The kinetics of synthesis and destruction of prothrombin in the rat were investigated. In normal rats given cycloheximide or vitamin K antagonists, prothrombin activity declined logarithmically with half-lives ranging from 5.3 to 7.0 hr. The rate of prothrombin inactivation was slightly higher in vitamin K-deficient rats but did not increase with increasing severity of deficiency. The initial response to vitamin K by deficient rats was more rapid than predicted by the theoretical induction curve calculated from the rate of prothrombin destruction. After 1 hr the rate of prothrombin increase was similar to the theoretical rate and required over 15 hr to reach normal prothrombin concentration. In deficient rats given vitamin K in the presence of cycloheximide, a small rise in prothrombin activity was observed whereas in deficient rats given warfarin or the chloro analog of vitamin K response to vitamin K was obliterated. Actinomycin D administered to deficient rats up to 10 hr before vitamin K did not alter response to the vitamin. If the antibiotic was administered to normal rats, the prothrombin level was little changed for 10 hr after which it decreased with a half-life similar to that observed in rats treated with cycloheximide.
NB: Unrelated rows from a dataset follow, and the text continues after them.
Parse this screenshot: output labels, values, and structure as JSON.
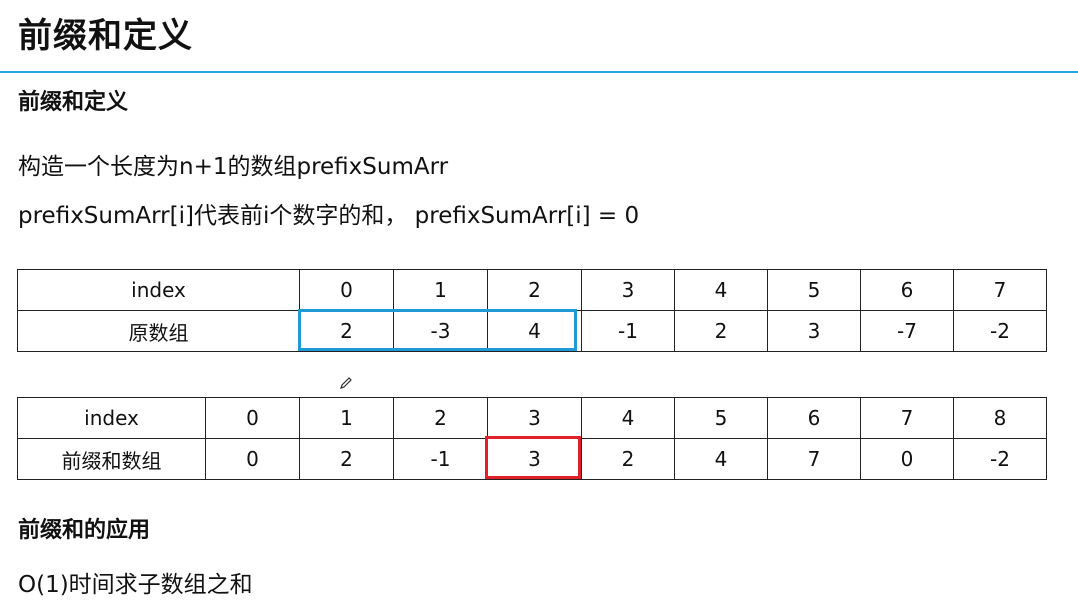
{
  "page_title": "前缀和定义",
  "section1": {
    "heading": "前缀和定义",
    "line1": "构造一个长度为n+1的数组prefixSumArr",
    "line2": "prefixSumArr[i]代表前i个数字的和， prefixSumArr[i] = 0"
  },
  "table1": {
    "rows": [
      [
        "index",
        "0",
        "1",
        "2",
        "3",
        "4",
        "5",
        "6",
        "7"
      ],
      [
        "原数组",
        "2",
        "-3",
        "4",
        "-1",
        "2",
        "3",
        "-7",
        "-2"
      ]
    ]
  },
  "table2": {
    "rows": [
      [
        "index",
        "0",
        "1",
        "2",
        "3",
        "4",
        "5",
        "6",
        "7",
        "8"
      ],
      [
        "前缀和数组",
        "0",
        "2",
        "-1",
        "3",
        "2",
        "4",
        "7",
        "0",
        "-2"
      ]
    ]
  },
  "section2": {
    "heading": "前缀和的应用",
    "line1": "O(1)时间求子数组之和"
  },
  "colors": {
    "rule": "#2aa7df",
    "highlight_blue": "#1f9ad6",
    "highlight_red": "#e0202a"
  },
  "icons": {
    "cursor": "pencil-icon"
  }
}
The effect of actinomycin D on prothrombin concentration in deficient rats was similar to that observed in normal animals. From the data presented in this report we conclude that the inhibition of prothrombin destruction is not the principal mechanism of action of vitamin K. The more rapid than expected appearance of prothrombin in the plasma after the injection of vitamin K into deficient rats suggests that an unsteady state is established at the outset of the action of the vitamin. This could be due to (1) the release of small amounts of stored prothrombin, (2) the completion of a stored prothrombin precursor (on or off ribosomes), (3) the activation of stored or accumulated mRNA for prothrombin biosynthesis. Although de novo protein synthesis appears to be ultimately involved in the maintenance of plasma prothrombin levels under the influence of vitamin K, quantitative studies of the degree of labeling of plasma prothrombin during the initiation of vitamin K action will be required to determine the extent to which vitamin K itself participates in the biosynthesis of prothrombin.